Puisque la mélatonine est synthétisée la nuit en réponse à l’absence de lumière, les taux de cette hormone fluctuent selon les saisons, s’abaissant au printemps et en été durant les nuits plus courtes, et s’élevant en automme-hiver. Les données de l’étude montrent que les taux plus élevés de mélatonine en automne-hiver sont associés à une amélioration des symptômes.
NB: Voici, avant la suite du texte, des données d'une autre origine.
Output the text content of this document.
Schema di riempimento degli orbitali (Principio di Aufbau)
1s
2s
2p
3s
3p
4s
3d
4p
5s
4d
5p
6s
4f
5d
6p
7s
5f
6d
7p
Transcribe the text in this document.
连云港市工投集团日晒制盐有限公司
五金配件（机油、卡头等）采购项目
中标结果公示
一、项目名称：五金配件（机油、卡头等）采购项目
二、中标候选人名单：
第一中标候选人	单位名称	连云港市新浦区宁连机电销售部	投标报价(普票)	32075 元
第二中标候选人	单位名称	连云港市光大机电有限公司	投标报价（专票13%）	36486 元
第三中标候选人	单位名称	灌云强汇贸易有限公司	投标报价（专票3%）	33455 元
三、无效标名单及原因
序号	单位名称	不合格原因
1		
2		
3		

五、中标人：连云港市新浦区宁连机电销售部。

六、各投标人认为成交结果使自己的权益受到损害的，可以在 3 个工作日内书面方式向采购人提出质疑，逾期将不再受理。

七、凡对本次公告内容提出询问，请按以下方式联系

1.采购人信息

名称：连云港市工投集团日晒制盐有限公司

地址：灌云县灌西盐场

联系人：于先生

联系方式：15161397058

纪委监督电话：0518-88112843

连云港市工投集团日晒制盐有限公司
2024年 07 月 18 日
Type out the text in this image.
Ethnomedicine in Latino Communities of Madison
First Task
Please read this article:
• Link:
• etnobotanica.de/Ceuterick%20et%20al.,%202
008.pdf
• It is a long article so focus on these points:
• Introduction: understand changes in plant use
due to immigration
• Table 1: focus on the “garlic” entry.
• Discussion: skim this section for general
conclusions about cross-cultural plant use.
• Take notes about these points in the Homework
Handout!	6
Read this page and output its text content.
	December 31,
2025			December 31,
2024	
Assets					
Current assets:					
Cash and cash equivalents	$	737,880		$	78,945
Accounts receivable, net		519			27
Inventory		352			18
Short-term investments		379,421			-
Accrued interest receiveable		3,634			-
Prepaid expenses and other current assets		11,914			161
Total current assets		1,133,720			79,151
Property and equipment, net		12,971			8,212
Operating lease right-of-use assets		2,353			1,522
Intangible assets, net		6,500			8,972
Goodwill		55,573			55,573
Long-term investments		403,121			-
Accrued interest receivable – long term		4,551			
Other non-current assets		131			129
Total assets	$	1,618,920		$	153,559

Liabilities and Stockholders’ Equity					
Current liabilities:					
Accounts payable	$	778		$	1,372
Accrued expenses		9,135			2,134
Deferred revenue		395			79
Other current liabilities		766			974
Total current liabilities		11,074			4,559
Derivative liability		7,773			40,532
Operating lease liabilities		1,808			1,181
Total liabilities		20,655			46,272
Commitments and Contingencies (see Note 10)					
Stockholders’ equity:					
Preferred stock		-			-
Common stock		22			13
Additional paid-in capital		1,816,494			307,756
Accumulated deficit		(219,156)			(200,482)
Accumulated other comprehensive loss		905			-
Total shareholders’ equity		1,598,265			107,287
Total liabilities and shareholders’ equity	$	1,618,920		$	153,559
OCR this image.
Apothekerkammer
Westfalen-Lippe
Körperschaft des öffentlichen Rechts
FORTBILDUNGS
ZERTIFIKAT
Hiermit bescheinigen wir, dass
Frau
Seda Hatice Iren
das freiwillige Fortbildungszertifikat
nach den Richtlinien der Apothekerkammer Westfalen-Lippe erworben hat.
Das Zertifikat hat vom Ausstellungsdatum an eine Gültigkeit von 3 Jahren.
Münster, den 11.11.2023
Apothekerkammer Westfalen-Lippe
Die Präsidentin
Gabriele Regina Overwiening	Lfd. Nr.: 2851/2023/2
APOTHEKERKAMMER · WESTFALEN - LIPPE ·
Les chercheurs ont ensuite constaté qu’un traitement par la mélatonine limite le développement d’une encéphalite auto-immune expérimentale (EAE) chez la souris, un modèle murin de SEP. Cet effet protecteur de la mélatonine est lié à la restauration de l’équilibre des cellules T dans le cerveau, la moelle épinière et plusieurs organes immunitaires.

Des résultats à confirmer

L’étude in vitro de cellules T humaines confirme que la mélatonine bloque la différenciation des cellules T pathogéniques (Th17), et stimule la différenciation des cellules T protectrices (Tr1).

« La grande force de l’étude est que nous montrons en détail par quels mécanismes la mélatonine module le système immunitaire. De plus, nous montrons les effets de la mélatonine à la fois dans un modèle animal de SEP, sur des cellules humaines, et chez des patients », souligne le Dr Mauricio Farez (FLENI, Buenos Aires) qui prévient néanmoins que ces résultats devront être confirmés dans des cohortes plus larges et génétiquement différentes.

Les chercheurs projettent de débuter un essai pilote pour évaluer l’effet d’un traitement ciblant le signal mélatonine chez des patients avec SEP. Ils explorent également si de faibles taux de mélatonine majorent le risque de développer la SEP. Enfin, les implications de cette étude pourraient peut-être s’étendre a d’autres maladies auto-immunes comme les maladies inflammatoires intestinales, le lupus et la polyarthrite rhumatoïde.

Cell 10 septembre 2015, Farez et coll.